You want to be a “rainmaker.” Rainmaking is the practice of generating business for yourself as an attorney, and creating opportunities to further your legal career. In today’s legal market, forming connections with people is vital. This book, “The Opportunity Maker” by Ari L. Kaplan, is a great tool to help you find ways to create and maintain these connections.
For a quick synopsis about the importance of rainmaking, the first chapter of this book gives a great summary. As the book discusses, lawyers that are rainmakers are truly irreplaceable in their legal positions because they actually generate business for their firm, rather than just working on cases that have been brought in by other attorneys. Further, the relationships that they create with clients provides future business both from that client, as well as referrals from the client.

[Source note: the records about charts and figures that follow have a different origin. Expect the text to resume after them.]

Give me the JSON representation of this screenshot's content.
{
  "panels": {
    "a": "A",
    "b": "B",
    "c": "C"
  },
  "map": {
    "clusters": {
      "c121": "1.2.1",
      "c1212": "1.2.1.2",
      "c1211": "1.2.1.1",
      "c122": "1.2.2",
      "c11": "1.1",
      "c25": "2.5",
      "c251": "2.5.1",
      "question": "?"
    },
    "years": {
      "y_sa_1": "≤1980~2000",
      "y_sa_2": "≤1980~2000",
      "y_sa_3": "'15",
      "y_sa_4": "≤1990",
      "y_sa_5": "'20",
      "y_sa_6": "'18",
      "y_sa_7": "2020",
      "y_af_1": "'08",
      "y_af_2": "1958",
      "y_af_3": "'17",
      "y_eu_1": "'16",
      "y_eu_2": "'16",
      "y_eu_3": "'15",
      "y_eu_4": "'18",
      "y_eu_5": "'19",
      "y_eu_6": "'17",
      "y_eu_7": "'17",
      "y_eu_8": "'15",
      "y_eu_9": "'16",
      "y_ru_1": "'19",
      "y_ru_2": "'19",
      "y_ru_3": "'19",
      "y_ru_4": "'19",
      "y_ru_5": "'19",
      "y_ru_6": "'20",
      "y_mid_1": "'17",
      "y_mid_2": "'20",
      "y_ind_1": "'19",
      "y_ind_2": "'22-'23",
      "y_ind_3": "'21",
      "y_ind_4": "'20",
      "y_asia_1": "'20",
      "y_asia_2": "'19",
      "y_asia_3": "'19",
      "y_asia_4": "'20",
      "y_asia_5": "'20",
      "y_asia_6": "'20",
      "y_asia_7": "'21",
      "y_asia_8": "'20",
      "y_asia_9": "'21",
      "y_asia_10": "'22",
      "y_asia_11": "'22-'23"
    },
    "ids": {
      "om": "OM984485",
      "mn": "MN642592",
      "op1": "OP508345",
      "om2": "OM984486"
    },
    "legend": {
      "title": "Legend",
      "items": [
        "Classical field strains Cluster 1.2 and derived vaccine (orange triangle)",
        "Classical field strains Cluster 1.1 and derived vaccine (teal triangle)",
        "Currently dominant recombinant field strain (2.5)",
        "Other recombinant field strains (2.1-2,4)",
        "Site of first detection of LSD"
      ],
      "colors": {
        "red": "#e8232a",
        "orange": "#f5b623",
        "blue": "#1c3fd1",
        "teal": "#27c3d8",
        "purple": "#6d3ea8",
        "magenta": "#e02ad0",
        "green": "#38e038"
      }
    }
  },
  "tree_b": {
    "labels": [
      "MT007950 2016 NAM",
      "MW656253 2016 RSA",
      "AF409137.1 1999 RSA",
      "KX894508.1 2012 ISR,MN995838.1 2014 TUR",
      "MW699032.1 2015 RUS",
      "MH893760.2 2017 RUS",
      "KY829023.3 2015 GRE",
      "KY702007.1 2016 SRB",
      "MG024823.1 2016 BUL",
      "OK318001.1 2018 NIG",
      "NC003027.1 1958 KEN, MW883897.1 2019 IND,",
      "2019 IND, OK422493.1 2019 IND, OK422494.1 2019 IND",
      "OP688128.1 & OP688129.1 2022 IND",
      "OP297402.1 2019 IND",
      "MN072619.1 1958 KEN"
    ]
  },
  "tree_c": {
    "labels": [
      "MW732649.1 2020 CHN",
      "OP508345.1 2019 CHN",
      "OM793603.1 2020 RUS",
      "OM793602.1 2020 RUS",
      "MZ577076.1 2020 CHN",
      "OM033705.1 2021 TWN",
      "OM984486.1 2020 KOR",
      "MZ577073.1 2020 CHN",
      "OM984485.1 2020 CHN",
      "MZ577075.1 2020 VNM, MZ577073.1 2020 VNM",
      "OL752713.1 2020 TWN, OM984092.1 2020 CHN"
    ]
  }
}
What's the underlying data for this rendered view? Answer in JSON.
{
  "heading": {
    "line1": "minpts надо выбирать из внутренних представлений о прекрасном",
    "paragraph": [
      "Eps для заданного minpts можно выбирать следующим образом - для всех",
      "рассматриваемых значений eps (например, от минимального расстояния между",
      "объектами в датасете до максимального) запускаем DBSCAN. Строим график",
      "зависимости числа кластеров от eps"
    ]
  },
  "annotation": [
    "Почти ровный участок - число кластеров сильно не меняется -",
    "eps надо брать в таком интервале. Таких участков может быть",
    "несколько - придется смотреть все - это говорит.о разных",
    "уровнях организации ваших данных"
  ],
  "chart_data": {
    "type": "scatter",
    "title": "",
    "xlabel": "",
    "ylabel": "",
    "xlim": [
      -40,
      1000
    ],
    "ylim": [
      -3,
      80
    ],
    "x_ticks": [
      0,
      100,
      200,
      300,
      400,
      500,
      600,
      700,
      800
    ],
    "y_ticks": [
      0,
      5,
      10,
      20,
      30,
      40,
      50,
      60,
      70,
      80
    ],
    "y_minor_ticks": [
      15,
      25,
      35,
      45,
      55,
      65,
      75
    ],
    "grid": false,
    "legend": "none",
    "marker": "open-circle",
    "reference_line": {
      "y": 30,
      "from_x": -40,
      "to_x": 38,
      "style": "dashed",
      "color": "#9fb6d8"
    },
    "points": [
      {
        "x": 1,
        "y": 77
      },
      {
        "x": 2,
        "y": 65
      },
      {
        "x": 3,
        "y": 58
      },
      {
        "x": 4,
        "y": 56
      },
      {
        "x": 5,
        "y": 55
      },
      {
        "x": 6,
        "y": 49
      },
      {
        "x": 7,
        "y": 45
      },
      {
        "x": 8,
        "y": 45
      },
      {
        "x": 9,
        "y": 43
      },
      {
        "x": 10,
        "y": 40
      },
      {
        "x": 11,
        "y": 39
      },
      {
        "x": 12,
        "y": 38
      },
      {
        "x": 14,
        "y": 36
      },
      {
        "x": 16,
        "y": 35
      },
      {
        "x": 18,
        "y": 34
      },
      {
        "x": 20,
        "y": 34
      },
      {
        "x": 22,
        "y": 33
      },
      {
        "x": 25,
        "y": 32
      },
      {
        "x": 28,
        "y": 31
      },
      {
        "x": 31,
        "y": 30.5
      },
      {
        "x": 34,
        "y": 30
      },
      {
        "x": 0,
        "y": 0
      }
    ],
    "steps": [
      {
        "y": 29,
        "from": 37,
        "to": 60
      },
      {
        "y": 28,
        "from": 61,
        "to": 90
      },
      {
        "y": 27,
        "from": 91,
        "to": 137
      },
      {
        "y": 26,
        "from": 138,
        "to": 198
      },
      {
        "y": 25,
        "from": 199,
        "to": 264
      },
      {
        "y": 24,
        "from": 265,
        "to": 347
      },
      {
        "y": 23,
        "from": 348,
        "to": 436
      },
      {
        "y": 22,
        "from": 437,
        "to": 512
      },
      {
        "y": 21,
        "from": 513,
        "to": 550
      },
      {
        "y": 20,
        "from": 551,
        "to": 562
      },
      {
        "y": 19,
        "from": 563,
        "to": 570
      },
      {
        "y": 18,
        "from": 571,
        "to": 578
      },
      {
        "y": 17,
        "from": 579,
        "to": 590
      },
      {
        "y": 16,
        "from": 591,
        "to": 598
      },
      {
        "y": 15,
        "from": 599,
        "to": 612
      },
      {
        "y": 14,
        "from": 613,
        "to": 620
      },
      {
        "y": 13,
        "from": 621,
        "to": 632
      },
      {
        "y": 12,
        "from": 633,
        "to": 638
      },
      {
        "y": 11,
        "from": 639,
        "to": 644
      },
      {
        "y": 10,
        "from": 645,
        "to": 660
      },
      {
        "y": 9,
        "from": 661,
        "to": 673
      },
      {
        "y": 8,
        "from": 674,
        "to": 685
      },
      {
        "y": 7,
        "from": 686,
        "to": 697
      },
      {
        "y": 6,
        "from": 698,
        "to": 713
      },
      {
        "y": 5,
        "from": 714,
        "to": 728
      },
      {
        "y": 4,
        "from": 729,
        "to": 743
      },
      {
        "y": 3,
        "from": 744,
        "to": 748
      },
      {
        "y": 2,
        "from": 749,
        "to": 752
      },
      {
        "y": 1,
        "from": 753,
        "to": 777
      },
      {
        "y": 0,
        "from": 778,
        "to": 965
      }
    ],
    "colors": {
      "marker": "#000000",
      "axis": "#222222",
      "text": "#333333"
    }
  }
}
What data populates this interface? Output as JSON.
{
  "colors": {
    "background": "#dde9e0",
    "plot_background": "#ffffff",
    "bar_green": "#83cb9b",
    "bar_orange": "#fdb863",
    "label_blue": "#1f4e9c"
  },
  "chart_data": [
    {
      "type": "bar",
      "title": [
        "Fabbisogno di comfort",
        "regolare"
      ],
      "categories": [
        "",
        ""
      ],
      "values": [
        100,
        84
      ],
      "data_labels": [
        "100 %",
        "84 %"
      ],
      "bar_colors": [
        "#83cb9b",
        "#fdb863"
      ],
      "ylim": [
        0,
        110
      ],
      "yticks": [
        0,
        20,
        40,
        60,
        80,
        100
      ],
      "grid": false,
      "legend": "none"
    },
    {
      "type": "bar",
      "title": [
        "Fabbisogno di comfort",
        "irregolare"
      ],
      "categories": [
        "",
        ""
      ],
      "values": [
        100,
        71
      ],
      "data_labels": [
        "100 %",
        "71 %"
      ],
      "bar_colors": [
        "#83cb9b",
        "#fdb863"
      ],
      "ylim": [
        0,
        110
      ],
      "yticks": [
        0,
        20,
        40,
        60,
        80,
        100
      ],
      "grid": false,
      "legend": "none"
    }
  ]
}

One of the things I really like about this book is that it is divided into 17 chapters, and each chapter is subdivided into sections. This makes it very easy to find portions of the book that you are interested in, if you do not have time to read the entire book.
The majority of the chapters in the book discuss various ways that attorneys can create valuable relationships with others, including finding a mentor, networking and self-promotion, or even creating a breakfast or book club. This resource also has a number of great suggestions of ways to get your name out in the legal world. One of these suggestions is to create a blog or write for an existing blog as a great way to be able to discuss a topic you are interested in and show off your writing skills. There are even “traffic tricks” about how to make your blog more popular.
Finally, one of my favorite chapters discusses the importance of giving back to people whom you have formed valuable relationships with, as well as the community. The author explains that “. . . one of the hallmarks of success and a common signature among rainmakers is not only that they are genuinely considerate human beings, but also that they proactively think of others.” Remembering peoples’ birthdays or volunteering in the community are great ways to show your appreciation to those who have helped you in the past or may help you in the future.
Creating opportunities for yourself to form relationships with others is an important part of your legal career, and this book suggests many great methods for meeting and getting to know people. If you are looking for more ways to expand your network, this is a great resource to check out! The bookcase in the Career Development Office has this book and many other valuable reads.